Highlands & Islands

At sea with the particle hunters

ROV being lowered from barge
Image caption The ROV being lowered into the sea from the barge LM Constructor

BBC Scotland reporter Craig Anderson joined a team recovering radioactive particles flushed into the sea from the Dounreay nuclear site on the Caithness coast.

It is the £800,000 underwater robot that's cleaning up the seabed around the Dounreay nuclear plant.

I had expected to be met with something like a cute yellow submarine but this remotely operated vehicle (ROV) is far from that.

The purpose-built buggy runs on caterpillar tracks over the seabed beneath the Pentland Firth and bristles with high-tech cameras, lights, locator devices and the all-important radiation detectors.

All of this crammed into a steel frame the size of a small van.

The task of the ROV and the 20 crew who live aboard the mothership barge, the LM Constructor, is to scour the seabed for radioactive hot spots and retrieve them.

Much of the technology is derived from the North Sea oil industry and this is a round-the-clock exercise, according to marine supervisor Dave Brierley.

He said: "The machine travels in straight lines up and down the seabed.

"Once you've detected a particle we locate the auger over the front of it and we turn the pumps on and that pumps all the sand including the particle up and into the tanks on the back."

The particles of Caesium 137 are filings from nuclear fuel rods reprocessed at Dounreay during the 1960s and 1970s.

Flushed into the sea through the plant's liquid discharge pipe, they have been turning up on local beaches for nearly three decades.

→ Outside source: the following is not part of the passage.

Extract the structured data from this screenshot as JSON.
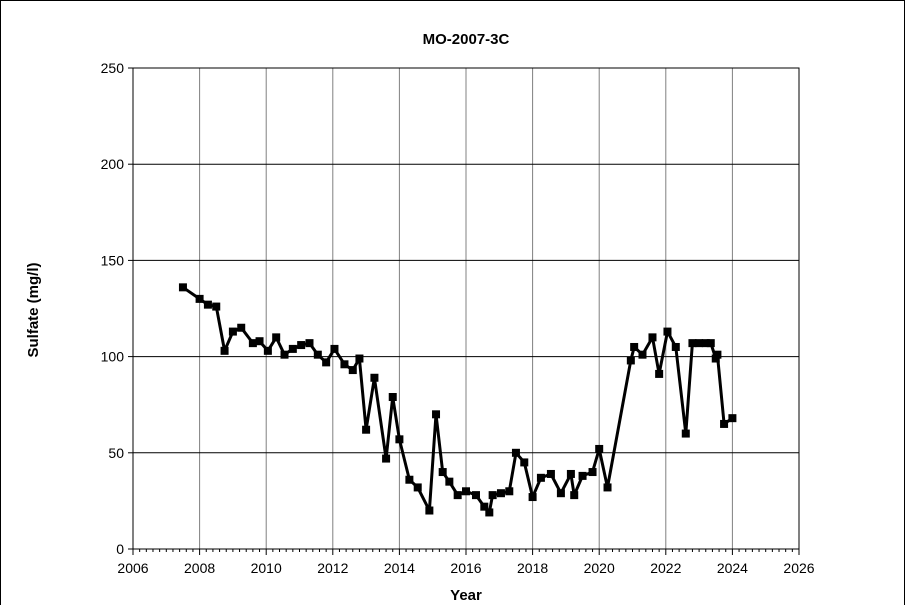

This seabed clean-up campaign is costing millions of pounds - all to rectify the nuclear mistakes of the past.

Abandoned project

Bill Thomson, from Dounreay Site Restoration Limited (DSRL), is in charge of the entire clean-up operation. He said: "It was historical operations that were figured to be perfectly acceptable at the time when they were done.

"Things change, we find these things, we decided we needed to do something about it.

"The public decided we needed to do something about it, so fine, that's what we do."

As I watched in the control room, another particle was discovered. A small one, apparently.

Image caption An image from the seabed taken by a camera on the ROV

That made 255 hot spots found and recovered within the past two months.

The ferocious weather and sea conditions of the Pentland Firth limit the time available for the retrieval process.

Since starting the search two months ago the team have had to run for shelter a number of times and with the weather closing in, the operation is about to shut down until next summer.

But with more than 40 hectares (100 acres) of the seabed still to survey, the barge and ROV will be back again early next summer.

Onshore, decommissioning work continues and eventually the entire Dounreay site will be levelled.

Not even the iconic dome will be left, even though there have been calls for the steel golf ball to be listed as a historic building.

Nuclear experts say the radiation risk is too great to allow public access for the next 300 years.

The seabed work this year has already cost £1.5m, not including the cost of the ROV and while some insist Britain's world-beating nuclear fast reactor programme was a success in scientific terms, dealing with the legacy of the abandoned project is now costing far more than its pioneers ever imagined.